The troubles erupted in mid-July when Lord Carrington, the former British foreign secretary, mediated a cease-fire agreement among the belligerents in Bosnia-Herzegovina that included a pledge to place their aircraft, artillery and other heavy weapons in the hands of U.N. peacekeeping troops.
At the urging of British Ambassador David Hannay, the Security Council swiftly endorsed the agreement through a unanimously approved statement read in public by its president for July, Ambassador Jose Luis Jesus of Cape Verde. Members of the council looked on this as a routine, non-controversial act. Arria and some other ambassadors, in fact, assumed that the British ambassador had already shown a draft of the statement to Boutros-Ghali for his approval.
But Hannay had not. Boutros-Ghali, who had not attended the meeting, did not find out about the Security Council statement until later in the day. The news angered him.
The secretary general, a 69-year-old former deputy foreign minister of Egypt and a longtime professor, has made his views clear on Yugoslavia for several months.
He looks on the remnants of the Yugoslav federation and its bloodied ex-republics as a quagmire much like Lebanon in its most ferocious days. He does not like the idea that Europe is trying to palm off its problem on his shoulders. He insists that the United Nations, although it can monitor cease-fire lines in Croatia, lacks both the resources and the personnel to impose any kind of military solution in Bosnia. He worries that the focus on Yugoslavia is diverting the United Nations from other urgent problems, such as the killing and starvation in Somalia. He fears that the United Nations will be drawn into the quagmire against its will, suffer humiliation and lose the prestige and credibility gained since the end of the Cold War.
Boutros-Ghali quickly wrote a bristling letter to Ambassador Jesus, with copies to the other members of the council. It read almost like a U.S. President's veto message to Congress. The secretary general chided the council for failing to consult him, saying its members had let politics get in the way of reality.
"I am, of course, at the service of the Security Council," he wrote. "At the same time, however, I would hope that my views would be ascertained in areas which are clearly within my competence. Otherwise, an unfortunate gap may arise between political desiderata and the technical realities on the ground."
Boutros-Ghali clearly intended to make sure that the Security Council never again ignored his office even if his lecturing left hurt feelings. There was little doubt that he hoped to be a far more independent and aggressive secretary general than his predecessor, Javier Perez de Cuellar.
"My role is to defend the institution," Boutros-Ghali said in the interview. "I believed that what they did was harmful to the house (as he likes to call the United Nations). If I want to be popular, I can say yes to everybody.

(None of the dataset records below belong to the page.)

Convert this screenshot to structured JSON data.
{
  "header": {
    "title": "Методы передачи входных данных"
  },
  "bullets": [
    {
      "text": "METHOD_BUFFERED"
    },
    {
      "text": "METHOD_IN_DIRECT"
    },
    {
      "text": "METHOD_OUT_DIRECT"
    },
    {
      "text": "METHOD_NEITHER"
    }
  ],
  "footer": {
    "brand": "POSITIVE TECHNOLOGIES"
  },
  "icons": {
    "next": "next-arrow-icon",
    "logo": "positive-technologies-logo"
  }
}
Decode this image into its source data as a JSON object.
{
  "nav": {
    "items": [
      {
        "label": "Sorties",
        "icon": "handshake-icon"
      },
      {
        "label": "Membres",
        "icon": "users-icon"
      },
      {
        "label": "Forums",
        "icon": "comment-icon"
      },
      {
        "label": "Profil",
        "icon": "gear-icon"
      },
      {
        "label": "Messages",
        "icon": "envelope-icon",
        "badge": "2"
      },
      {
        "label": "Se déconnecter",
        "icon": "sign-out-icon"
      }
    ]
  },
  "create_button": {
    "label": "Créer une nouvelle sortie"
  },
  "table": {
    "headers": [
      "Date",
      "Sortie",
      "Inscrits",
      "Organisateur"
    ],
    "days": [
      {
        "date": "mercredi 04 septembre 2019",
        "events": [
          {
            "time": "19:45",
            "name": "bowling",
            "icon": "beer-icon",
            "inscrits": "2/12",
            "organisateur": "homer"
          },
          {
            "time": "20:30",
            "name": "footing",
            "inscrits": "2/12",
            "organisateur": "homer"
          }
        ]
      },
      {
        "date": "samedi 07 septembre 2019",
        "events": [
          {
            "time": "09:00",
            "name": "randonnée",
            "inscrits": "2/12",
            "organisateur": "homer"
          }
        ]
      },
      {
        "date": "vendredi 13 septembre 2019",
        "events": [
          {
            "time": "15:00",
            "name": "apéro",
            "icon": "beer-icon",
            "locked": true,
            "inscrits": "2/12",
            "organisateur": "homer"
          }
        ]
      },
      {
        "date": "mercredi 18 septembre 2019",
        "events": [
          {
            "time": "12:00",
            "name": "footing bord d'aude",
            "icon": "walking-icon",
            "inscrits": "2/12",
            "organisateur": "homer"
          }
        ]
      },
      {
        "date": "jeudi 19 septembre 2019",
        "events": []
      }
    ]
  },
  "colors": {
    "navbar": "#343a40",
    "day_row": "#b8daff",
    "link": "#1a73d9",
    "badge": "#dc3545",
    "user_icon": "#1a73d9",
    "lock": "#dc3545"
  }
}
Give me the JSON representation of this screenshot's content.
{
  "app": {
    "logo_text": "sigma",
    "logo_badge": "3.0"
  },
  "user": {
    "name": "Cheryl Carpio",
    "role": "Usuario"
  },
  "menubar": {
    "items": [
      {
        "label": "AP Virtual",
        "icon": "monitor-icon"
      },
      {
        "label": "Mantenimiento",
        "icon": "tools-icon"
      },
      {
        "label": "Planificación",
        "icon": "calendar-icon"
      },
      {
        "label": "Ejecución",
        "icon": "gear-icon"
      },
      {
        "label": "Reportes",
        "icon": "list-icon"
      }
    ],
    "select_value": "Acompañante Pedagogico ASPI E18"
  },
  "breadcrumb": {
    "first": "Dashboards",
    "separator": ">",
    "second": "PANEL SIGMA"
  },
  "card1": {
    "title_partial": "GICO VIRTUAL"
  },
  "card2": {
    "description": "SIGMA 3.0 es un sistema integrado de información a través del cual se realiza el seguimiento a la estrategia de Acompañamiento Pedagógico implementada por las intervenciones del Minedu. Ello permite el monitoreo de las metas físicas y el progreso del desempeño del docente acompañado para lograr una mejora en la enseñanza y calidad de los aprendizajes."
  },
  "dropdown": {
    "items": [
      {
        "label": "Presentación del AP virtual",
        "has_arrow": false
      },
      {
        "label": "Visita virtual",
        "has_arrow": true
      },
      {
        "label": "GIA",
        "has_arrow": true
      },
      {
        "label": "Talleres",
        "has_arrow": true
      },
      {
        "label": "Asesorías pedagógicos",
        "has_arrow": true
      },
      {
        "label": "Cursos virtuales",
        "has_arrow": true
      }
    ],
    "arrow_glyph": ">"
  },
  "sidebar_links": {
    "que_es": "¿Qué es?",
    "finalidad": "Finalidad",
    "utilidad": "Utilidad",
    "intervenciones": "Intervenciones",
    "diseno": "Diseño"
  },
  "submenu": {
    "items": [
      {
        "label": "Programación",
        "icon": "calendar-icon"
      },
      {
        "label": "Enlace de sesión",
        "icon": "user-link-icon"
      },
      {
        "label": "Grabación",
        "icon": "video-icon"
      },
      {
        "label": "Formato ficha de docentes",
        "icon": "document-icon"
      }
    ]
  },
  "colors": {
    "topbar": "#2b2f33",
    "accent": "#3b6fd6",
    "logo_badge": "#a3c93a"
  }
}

"If I want to be popular," he went on, recalling his attempts to trim down the size of the U.N. bureaucracy, "I can appoint 50 more people to the staff and not fire anybody."
But feelings were further bruised a few days later when he discussed the letter with the Security Council in a closed session. "I told them I didn't want to provoke the Security Council," Boutros-Ghali recalled. "I want to cooperate. But if you want me to cooperate, you must cooperate with me. It takes two to tango."
Some ambassadors say that his manner and rhetoric were even more aggressive in person than in his letter. And they say they resented his insinuation that they had ignored Somalia, where black Muslims are dying at a far higher rate than white Muslims are dying in Bosnia.
At the meeting and in a public report issued later, the secretary general officially recommended that the Security Council refuse to take part in the collecting of heavy weapons. The issue became moot, however, since the belligerents failed to heed the cease-fire, making it impossible for anyone to collect their weapons.